Meydandakilere "Van, Yeni Türkiye'ye yürümeye hazır mıyız?" diye soran Davutoğlu, AK Parti'nin siyasetinin birlik siyaseti olduğunu kaydetti. "Bize tehdit sökmez diyecek miyiz? 'Biz yiğidiz, düşman işgaline direnmişiz, size mi pabuç bırakacağız' diyecek miyiz?" ifadesini kullanan Davutoğlu, dün Malatya mitinginden ilçesine dönerken trafik kazasında yaşamını yitiren Öztürk Yıldırım için herkesten Fatiha okumasını istedi. Yoğun bakımda olan Selçuk Özel için de dua isteyen Davutoğlu, "Nöbet esnasında vefat ettiler tabiri caizse. Öztürk kardeşimizin emanetine sahip çıkacak mısınız? Türkiye'de her yerde birliği savunacak mıyız?" diye konuştu.
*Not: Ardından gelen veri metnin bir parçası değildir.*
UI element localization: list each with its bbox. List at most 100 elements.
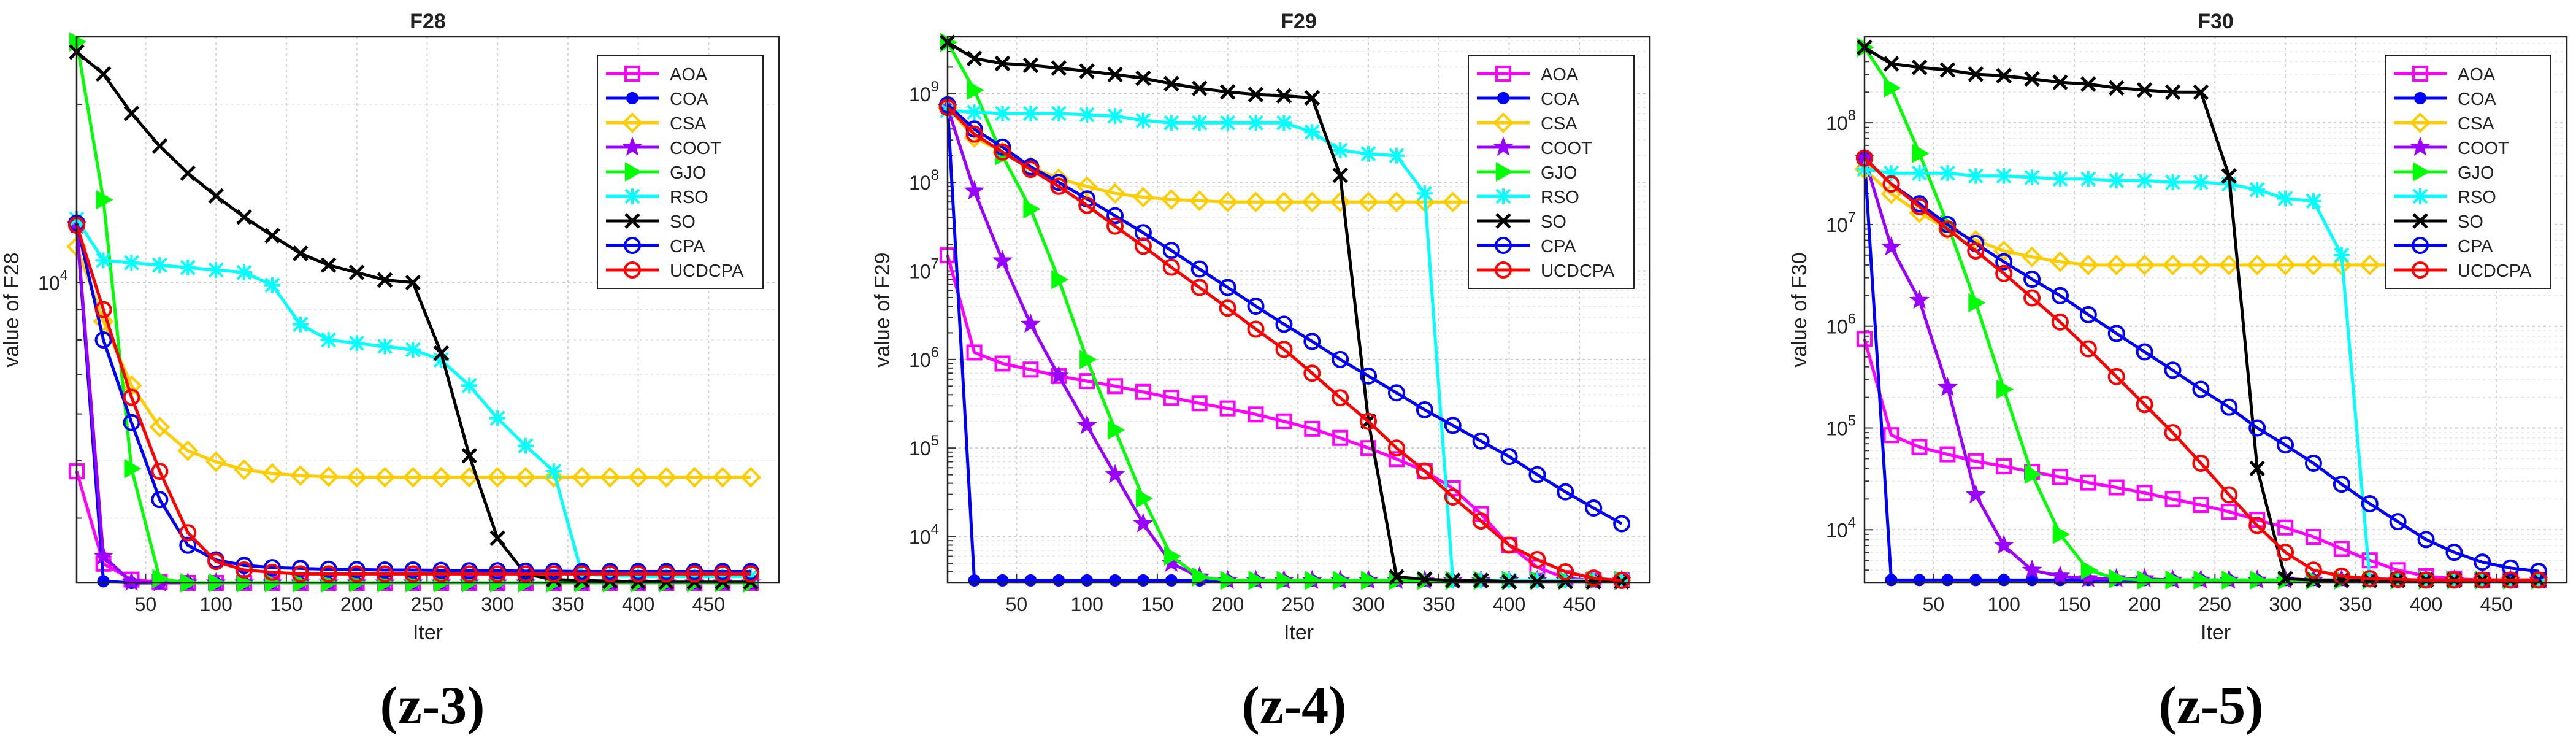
data-point-so [1248,87,1264,102]
data-point-coot [964,180,985,200]
data-point-so [1051,60,1067,76]
x-tick-label: 100 [199,593,232,615]
legend-label-coa: COA [670,90,709,109]
y-tick-label: 105 [909,433,939,460]
data-point-rso [1079,107,1095,123]
legend-label-aoa: AOA [670,65,708,85]
data-point-coa [97,575,110,588]
data-point-aoa [2193,497,2209,514]
data-point-so [994,55,1011,72]
data-point-rso [602,568,618,584]
data-point-csa [1330,191,1351,213]
legend-marker-csa [2410,112,2431,133]
legend-label-gjo: GJO [1541,163,1577,183]
data-point-rso [2277,190,2294,207]
legend-label-coot: COOT [2458,139,2509,158]
data-point-cpa [965,120,983,138]
data-point-rso [1248,115,1264,131]
data-point-so [1135,70,1151,87]
y-tick-label-exponent: 8 [1848,107,1856,124]
data-point-aoa [1107,378,1124,395]
data-point-aoa [2277,519,2294,536]
data-point-coot [1965,484,1986,504]
data-point-cpa [151,491,169,509]
data-point-coa [1969,574,1982,587]
data-point-rso [2080,171,2096,187]
legend-marker-aoa [624,66,640,82]
legend-marker-gjo [2413,162,2431,182]
data-point-cpa [263,559,281,577]
data-point-so [348,264,365,280]
data-point-coot [2022,559,2042,579]
legend-label-coa: COA [1541,90,1580,109]
data-point-aoa [1135,383,1151,400]
legend-label-so: SO [670,212,696,232]
data-point-aoa [1022,361,1039,378]
legend-marker-aoa [1495,66,1511,82]
y-axis-label: value of F30 [1788,252,1811,367]
data-point-ucdcpa [348,565,366,583]
data-point-aoa [1911,439,1928,455]
chart-title: F28 [410,10,446,33]
data-point-ucdcpa [573,565,591,583]
data-point-rso [264,277,280,293]
legend-marker-cpa [2412,237,2429,254]
data-point-csa [712,466,734,488]
data-point-cpa [2417,531,2435,549]
chart-f29: 50 100 150 200 250 300 350 400 45010410510610710… [871,10,1651,644]
data-point-aoa [1332,429,1349,446]
data-point-cpa [1585,499,1603,517]
y-tick-label: 107 [1826,209,1856,236]
data-point-cpa [1444,417,1462,434]
data-point-cpa [1106,207,1124,225]
data-point-csa [1133,187,1154,208]
legend: AOA COA CSA COOT GJO RSO SO CPA UCDCPA [2385,55,2551,289]
y-tick-label: 104 [909,522,939,549]
legend-marker-ucdcpa [2412,261,2429,279]
y-tick-label-exponent: 5 [1848,413,1856,429]
data-point-aoa [2080,474,2096,491]
data-point-ucdcpa [2277,544,2294,561]
data-point-so [1332,168,1348,183]
series-line-cpa [946,104,1623,525]
data-point-cpa [123,414,140,431]
data-point-coot [1020,313,1041,333]
data-point-gjo [1968,293,1986,313]
y-tick-label-exponent: 7 [1848,209,1856,226]
data-point-ucdcpa [207,553,225,571]
legend-label-csa: CSA [2458,114,2494,134]
data-point-ucdcpa [320,565,337,583]
data-point-csa [2275,255,2296,275]
data-point-csa [1442,191,1463,213]
data-point-ucdcpa [291,565,309,583]
y-tick-label-base: 10 [909,437,931,460]
data-point-cpa [2304,455,2322,472]
data-point-coa [1941,574,1954,587]
data-point-coot [1105,464,1125,483]
data-point-gjo [96,190,113,210]
data-point-aoa [2164,491,2181,507]
data-point-ucdcpa [2023,289,2041,307]
data-point-ucdcpa [516,565,534,583]
data-point-rso [658,568,675,585]
data-point-rso [2333,247,2350,263]
caption-z4: (z-4) [1241,676,1347,736]
data-point-ucdcpa [1106,217,1124,235]
legend-label-aoa: AOA [1541,65,1579,85]
data-point-ucdcpa [236,561,253,579]
legend-label-gjo: GJO [2458,163,2494,183]
data-point-cpa [2051,287,2069,304]
data-point-cpa [2136,343,2153,361]
legend-label-rso: RSO [2458,188,2496,207]
y-axis-label: value of F29 [871,252,894,367]
data-point-csa [1273,191,1295,213]
data-point-csa [2303,255,2324,275]
y-tick-label-exponent: 8 [931,167,939,183]
legend-marker-so [1495,213,1511,229]
data-point-coa [1998,574,2011,587]
data-point-gjo [1276,571,1294,590]
x-tick-label: 300 [1352,593,1384,615]
data-point-rso [2193,174,2209,191]
data-point-gjo [1996,379,2014,399]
" Bütün insanlar azizdir "
Türkiye'de iki siyaset bulunduğunu ifade eden Davutoğlu, sözlerini şöyle sürdürdü:
"Bir birleştiren, bütünleştiren siyaset var bir de parçalayan, bölen, ayrıştıran siyaset var. Yüz yıldır bu mücadele sürüyor. Biz Çanakkale'de, Sarıkamış'ta, birleştirici siyaseti gördük. Omuz omuza istiklal için Ezanı Muhammedi için yürüyen şehitleri gördük. Oraya yürüyenler sağına soluna bakıp 'sen Türk müsün, Kürt müsün, Sünni misin, Alevi misin' diye yürümediler. Sarıkamış'ta, Çanakkale'de, Yemen'de şehadete yürüyenler bu al bayrak inmesin, Ezanı Muhammedi dinmesin diye yürüdü ancak sonra milleti parçalayan siyasetler çıktı. 26 Mayıs darbesi oldu, Demokrat Partilileri milletin dışına itmeye çalıştılar. 12 Eylül oldu, Kürtleri, muhafazakarları, dindar kitleleri sistemin dışına itmeye çalıştılar. 28 Şubat oldu başörtülü bacılarımızı dışlamaya çalıştılar ve biz AK Parti olarak bütün bu parçalayıcı siyasetlerden sonra geldik dedik ki 'kim olursa olsun, hangi etnik ve mezhebi temelde olursa olsun bütün insanlar azizdir."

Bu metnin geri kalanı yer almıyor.